19. 憧れの魔法使い

 レベルを上げるためには、もっといい武器をもっと多くの人に使ってもらわないとならない。


 それからというもの、俺は魔法石の研究にも没頭した。儲けた金を湯水のように注いで水、風、火、雷の属性耐性に加え、幸運や自動回復を付与する方法も見つけ出す。


「全部盛りにしちゃおう」


 俺は決意した。売る武器には、これら全ての特殊効果を惜しみなく詰め込んだ。手間もコストも増えるが、買った人のため、より多い経験値のため、必死に作業を続けていった。
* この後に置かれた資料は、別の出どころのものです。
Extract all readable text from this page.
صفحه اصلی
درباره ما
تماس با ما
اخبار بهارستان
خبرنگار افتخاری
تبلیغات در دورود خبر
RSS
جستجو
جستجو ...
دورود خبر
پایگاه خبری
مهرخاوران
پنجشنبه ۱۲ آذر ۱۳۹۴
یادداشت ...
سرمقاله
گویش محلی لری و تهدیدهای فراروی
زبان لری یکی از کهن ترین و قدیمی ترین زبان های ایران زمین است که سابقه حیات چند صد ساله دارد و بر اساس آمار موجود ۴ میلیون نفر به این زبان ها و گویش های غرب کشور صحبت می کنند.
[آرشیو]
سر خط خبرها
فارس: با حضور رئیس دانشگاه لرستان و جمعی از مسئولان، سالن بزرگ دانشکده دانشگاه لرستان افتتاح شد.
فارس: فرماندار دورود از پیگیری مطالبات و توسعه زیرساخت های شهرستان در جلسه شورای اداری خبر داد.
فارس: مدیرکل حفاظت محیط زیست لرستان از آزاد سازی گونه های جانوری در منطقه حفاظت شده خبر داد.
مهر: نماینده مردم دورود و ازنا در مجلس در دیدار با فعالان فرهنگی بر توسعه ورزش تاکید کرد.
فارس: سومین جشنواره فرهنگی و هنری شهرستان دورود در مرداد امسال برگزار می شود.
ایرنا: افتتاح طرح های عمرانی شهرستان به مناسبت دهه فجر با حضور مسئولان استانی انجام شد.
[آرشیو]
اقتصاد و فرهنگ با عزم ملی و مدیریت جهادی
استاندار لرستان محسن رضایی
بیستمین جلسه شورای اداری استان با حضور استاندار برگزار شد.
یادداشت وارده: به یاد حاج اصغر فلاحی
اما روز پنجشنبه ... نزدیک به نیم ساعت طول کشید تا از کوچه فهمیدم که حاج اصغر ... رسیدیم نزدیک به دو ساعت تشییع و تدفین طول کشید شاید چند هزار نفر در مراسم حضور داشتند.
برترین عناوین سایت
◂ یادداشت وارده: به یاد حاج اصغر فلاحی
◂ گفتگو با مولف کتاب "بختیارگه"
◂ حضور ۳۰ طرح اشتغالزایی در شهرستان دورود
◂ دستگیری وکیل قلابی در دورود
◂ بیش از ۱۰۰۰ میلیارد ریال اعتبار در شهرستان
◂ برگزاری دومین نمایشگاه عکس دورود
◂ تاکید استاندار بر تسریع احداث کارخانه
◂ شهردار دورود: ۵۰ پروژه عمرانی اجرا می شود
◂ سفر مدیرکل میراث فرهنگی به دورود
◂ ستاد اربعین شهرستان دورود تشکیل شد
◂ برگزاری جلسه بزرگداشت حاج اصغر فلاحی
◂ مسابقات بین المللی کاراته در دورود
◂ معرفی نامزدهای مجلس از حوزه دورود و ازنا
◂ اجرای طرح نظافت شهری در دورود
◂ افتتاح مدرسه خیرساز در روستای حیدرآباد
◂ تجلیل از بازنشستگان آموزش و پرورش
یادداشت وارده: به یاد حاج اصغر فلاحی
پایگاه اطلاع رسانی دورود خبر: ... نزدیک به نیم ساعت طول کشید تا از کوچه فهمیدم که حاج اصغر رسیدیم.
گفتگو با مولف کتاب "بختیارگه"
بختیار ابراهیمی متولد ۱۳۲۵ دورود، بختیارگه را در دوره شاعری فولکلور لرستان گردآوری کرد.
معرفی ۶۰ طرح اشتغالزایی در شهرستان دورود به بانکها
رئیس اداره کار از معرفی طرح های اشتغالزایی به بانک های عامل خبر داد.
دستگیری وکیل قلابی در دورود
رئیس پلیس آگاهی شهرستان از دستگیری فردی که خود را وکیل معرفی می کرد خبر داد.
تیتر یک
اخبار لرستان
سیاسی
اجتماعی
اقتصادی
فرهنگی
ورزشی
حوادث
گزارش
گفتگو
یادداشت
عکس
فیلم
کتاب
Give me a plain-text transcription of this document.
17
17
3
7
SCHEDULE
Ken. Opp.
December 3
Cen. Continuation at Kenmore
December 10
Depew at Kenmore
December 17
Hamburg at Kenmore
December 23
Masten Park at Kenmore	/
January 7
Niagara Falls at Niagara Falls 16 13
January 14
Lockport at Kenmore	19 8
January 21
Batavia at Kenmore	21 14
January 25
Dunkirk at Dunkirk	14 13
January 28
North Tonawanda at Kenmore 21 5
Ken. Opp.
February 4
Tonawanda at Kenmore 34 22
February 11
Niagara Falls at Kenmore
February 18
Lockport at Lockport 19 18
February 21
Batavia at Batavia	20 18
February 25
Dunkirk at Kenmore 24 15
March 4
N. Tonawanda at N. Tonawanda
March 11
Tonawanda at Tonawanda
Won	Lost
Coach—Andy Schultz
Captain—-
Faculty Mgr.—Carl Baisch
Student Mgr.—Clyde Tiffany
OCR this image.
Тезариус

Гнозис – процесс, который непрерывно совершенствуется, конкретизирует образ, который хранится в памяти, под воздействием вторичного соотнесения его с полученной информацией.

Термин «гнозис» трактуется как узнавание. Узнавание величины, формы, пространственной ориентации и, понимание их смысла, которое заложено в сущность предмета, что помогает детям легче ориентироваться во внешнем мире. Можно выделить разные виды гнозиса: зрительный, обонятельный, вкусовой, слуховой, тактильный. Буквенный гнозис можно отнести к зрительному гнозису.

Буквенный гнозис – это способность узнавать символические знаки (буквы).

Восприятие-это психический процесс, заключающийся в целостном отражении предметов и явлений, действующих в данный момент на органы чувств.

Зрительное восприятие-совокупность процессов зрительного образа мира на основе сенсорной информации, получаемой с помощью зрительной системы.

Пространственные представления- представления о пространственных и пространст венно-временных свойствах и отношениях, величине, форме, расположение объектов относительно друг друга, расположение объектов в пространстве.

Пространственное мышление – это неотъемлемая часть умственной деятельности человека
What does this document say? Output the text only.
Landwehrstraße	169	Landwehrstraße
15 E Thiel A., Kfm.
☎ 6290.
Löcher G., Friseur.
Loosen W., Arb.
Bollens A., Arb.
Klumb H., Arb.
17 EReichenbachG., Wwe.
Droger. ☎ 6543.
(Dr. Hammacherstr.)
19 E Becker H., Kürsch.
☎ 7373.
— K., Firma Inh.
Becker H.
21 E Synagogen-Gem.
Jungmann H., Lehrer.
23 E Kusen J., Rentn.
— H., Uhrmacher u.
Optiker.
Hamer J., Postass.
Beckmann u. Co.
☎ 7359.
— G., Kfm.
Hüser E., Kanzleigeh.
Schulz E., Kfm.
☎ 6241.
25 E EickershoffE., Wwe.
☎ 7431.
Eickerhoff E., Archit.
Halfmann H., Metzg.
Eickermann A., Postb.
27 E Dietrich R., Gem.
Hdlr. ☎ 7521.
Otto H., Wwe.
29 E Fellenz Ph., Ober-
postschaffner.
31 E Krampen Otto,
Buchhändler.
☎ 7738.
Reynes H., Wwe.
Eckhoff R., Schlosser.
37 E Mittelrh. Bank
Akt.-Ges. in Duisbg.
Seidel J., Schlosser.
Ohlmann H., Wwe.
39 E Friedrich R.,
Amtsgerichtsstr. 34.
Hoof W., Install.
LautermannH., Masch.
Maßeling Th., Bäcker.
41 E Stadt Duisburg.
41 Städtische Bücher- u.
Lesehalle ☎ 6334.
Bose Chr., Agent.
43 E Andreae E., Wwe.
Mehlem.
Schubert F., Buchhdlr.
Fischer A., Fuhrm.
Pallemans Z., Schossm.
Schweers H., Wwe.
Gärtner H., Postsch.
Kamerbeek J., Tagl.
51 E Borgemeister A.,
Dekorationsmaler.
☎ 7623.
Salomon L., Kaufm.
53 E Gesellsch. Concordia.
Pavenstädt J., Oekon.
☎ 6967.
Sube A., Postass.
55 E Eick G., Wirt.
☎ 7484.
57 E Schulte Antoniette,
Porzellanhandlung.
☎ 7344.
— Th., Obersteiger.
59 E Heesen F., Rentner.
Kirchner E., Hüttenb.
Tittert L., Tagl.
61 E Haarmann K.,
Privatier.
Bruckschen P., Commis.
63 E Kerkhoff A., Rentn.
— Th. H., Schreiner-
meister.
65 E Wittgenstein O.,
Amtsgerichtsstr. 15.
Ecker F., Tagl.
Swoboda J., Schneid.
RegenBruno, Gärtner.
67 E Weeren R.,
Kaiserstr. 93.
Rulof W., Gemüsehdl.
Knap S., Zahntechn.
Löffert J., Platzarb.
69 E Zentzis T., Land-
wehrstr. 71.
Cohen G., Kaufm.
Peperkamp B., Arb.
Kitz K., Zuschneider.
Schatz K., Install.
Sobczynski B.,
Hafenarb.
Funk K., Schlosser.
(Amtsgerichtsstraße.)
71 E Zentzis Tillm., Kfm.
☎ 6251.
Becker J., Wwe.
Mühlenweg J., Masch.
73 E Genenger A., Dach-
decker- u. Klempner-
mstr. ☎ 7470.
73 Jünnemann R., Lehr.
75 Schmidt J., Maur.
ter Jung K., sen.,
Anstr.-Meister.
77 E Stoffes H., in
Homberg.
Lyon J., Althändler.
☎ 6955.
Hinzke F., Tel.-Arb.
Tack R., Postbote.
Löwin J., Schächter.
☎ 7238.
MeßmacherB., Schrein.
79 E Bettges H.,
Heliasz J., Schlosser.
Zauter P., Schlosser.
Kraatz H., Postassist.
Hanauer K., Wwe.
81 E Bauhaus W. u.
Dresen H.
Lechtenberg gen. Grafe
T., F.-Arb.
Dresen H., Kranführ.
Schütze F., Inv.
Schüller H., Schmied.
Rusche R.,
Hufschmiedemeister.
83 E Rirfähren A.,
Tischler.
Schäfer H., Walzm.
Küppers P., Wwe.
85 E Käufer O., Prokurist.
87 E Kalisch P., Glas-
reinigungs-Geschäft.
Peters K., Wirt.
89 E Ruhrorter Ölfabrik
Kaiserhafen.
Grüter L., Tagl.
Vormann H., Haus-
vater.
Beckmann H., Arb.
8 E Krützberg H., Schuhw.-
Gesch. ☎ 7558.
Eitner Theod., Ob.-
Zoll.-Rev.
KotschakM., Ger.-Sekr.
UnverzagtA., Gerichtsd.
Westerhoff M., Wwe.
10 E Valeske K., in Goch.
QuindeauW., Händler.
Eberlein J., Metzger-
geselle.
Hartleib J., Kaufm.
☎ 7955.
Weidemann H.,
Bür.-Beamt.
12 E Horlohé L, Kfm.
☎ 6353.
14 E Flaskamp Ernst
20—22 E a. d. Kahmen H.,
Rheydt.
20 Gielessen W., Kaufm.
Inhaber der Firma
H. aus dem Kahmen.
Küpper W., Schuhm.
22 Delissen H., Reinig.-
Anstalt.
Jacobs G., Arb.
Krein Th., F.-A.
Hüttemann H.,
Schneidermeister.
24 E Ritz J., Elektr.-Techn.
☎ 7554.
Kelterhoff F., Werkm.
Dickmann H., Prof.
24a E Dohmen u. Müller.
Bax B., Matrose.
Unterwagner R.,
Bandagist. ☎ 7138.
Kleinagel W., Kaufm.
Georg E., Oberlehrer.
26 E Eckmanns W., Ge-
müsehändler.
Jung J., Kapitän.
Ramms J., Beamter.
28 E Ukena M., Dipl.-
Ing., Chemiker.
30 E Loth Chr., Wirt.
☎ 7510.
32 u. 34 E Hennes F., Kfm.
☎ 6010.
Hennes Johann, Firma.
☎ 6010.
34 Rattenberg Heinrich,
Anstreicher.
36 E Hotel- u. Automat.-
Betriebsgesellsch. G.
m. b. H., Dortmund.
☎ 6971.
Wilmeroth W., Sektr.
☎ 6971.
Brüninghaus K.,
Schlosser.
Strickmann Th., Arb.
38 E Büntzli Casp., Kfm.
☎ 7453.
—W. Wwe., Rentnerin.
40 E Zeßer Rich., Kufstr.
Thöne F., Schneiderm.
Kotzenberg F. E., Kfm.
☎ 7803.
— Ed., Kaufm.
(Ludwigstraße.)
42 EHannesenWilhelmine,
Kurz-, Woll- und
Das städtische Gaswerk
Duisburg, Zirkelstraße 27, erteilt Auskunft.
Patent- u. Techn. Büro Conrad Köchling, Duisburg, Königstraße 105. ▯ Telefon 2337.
 夜遅くまで作業を続けるユータの姿を、月明かりが優しく照らす。その小さな背中には、大きな夢と責任感が宿っていた。



        ◇



 夕暮れ時の孤児院の裏庭。ユータは自分のステータスを見つめ、思わず溜息をついた。MPや魔力、知力の値は一般的な魔術師を超えているというのに、魔法の使い方を知らないのだ。


「もったいない……」


 その言葉が、静かな空気に溶けていく。


 俺は決意を固めると目の前の木に向かって手のひらを突き出した。


「ファイヤーボール!」


 しかし、何も起こらない。木々のざわめきだけが聞こえてくる。


「う~ん……。以前見た魔術師さんはこうやってたんだけどなぁ」


「発音が悪いのかもしれない! ファイァァボール!!」


 しかし、何も出てこない。


「あれぇ? どうやるんだろう?」


 俺はムキになって、何度も試行錯誤を繰り返す。


「ファーーイヤーボール! ……、ダメか……」


 その時、背後から突然声がかかった。


「な~に、やってんの?」


「うわぁ!」


 驚いて振り返ると、そこにはドロシーが立っていた。銀髪が夕日に輝き、その姿は妖精のように美しい。


「なんでいつもそう驚くのよ!」


 ドロシーはプリプリしながら言った。


「後ろからいきなり声かけないでよ~」


 俺は動悸を押さえながら答える。


「もしかして魔法の練習?」


 ドロシーの声には、好奇心のトーンが混ざっていた。


「うん、できるかなーと思ったけど、全然ダメだね」


 俺は肩をすくめる。


「魔法使いたいならアカデミーに通わないとダメよ」


 その言葉に、俺は顔をしかめた。


「孤児じゃ無理だね……」


 アカデミーに通うにはそれなりの家柄が要求されてしまう。孤児では願書すら受け付けてもらえないのだ。


「孤児ってハンデよね……」


 ドロシーもため息をつく。


 二人の間に、一瞬の沈黙が流れる。


 俺はため息をついて迷いがちに呟いた。


「院長に教わろうかなぁ……」


「え? なんで院長?」


 ドロシーの声には驚きが混じっている。


 俺はしまったと思って口をキュッと結ぶ。院長が魔術師だということを、子供たちは誰も知らないのだった。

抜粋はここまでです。